# Adoption Process - Where to start



## Hopethisyear

DH and I have decided we want to start looking into adoption as it doesn't look like we are going to be able to have our own child. Does anyone have any recommendations on where to start? There are just so many sites that pop up when you google adoption and I don't know how many are really legit.


----------



## Axl2

Hopethisyear said:


> DH and I have decided we want to start looking into adoption as it doesn't look like we are going to be able to have our own child. Does anyone have any recommendations on where to start? There are just so many sites that pop up when you google adoption and I don't know how many are really legit.
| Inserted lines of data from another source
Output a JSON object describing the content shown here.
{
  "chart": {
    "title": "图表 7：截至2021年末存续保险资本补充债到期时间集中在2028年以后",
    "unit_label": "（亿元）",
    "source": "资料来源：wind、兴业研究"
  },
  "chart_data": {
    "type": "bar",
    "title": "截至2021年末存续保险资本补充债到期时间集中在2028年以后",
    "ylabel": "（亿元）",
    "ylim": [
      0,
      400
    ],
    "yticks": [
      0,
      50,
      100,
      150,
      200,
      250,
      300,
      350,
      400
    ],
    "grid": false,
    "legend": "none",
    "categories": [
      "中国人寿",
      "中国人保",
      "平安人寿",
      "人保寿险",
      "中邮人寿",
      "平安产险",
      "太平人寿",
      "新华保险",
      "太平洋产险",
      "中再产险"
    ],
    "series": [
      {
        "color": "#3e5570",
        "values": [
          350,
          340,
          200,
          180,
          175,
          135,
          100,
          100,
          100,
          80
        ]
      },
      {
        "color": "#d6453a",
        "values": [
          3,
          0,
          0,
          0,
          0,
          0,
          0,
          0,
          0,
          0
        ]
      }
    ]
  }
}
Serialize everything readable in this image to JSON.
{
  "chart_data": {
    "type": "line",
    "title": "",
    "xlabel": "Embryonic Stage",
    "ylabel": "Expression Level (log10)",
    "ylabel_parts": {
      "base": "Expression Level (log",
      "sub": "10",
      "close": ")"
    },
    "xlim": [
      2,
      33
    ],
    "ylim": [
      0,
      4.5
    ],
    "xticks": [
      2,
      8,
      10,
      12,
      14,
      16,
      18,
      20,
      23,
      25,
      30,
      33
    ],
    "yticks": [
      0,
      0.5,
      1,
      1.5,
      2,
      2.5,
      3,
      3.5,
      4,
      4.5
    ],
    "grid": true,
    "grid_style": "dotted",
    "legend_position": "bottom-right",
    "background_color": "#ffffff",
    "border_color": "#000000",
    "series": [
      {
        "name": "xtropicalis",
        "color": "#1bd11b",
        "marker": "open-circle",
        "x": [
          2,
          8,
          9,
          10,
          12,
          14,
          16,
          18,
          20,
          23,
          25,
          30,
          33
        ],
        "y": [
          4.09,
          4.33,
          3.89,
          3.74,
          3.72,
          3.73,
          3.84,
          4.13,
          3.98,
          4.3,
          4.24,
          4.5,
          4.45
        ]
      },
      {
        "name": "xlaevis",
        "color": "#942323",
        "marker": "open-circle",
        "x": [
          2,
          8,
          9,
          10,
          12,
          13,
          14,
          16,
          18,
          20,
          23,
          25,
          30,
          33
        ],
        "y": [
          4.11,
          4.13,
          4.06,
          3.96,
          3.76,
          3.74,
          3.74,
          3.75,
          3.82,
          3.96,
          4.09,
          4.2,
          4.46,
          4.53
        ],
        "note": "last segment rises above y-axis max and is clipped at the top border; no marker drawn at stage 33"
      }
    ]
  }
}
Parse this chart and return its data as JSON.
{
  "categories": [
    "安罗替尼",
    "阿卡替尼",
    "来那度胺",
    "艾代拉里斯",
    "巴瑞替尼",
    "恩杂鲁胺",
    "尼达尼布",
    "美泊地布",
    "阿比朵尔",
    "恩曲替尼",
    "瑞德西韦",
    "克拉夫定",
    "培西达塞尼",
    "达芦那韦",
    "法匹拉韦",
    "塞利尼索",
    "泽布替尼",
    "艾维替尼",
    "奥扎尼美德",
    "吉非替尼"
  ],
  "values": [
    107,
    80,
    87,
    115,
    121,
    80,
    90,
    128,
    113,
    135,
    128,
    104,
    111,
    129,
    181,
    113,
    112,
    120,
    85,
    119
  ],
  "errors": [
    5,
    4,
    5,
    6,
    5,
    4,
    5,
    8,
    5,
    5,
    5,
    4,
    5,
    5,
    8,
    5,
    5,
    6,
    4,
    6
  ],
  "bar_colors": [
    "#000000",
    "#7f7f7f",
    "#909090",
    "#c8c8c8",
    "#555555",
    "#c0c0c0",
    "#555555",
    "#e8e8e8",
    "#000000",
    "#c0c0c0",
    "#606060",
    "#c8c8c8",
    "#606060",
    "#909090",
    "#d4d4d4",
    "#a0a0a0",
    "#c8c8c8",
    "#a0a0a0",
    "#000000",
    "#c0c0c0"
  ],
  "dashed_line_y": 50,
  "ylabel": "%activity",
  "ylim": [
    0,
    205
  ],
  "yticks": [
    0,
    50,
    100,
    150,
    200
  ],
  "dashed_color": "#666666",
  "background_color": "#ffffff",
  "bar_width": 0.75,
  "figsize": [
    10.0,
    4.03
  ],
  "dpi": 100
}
Hi Hopethisyear, this is what I did I phoned each agency with a list of question. They should have number of adopted babies for each year, how many people are on the waiting list and what the average wait time is. And ask if you can talk to one of their social workers they will be able to help also. The other thing is phone the agencies and see how you feel. That's how I picked the agency I went with. I think it should be the same in Canada where there is list of pay schedule and schedule everything that has to be done in order for you to get on the waiting list. I hope this helps. Good luck!!!


----------



## missk1989

I rang our local authority and explained our position (we have a birth son). Because we were only eligible for a child under 12 months we were told they could not help but directed us to a website with all local authorities we could contact. Speaking to the social workers was a great help. We then went to an open evening.


----------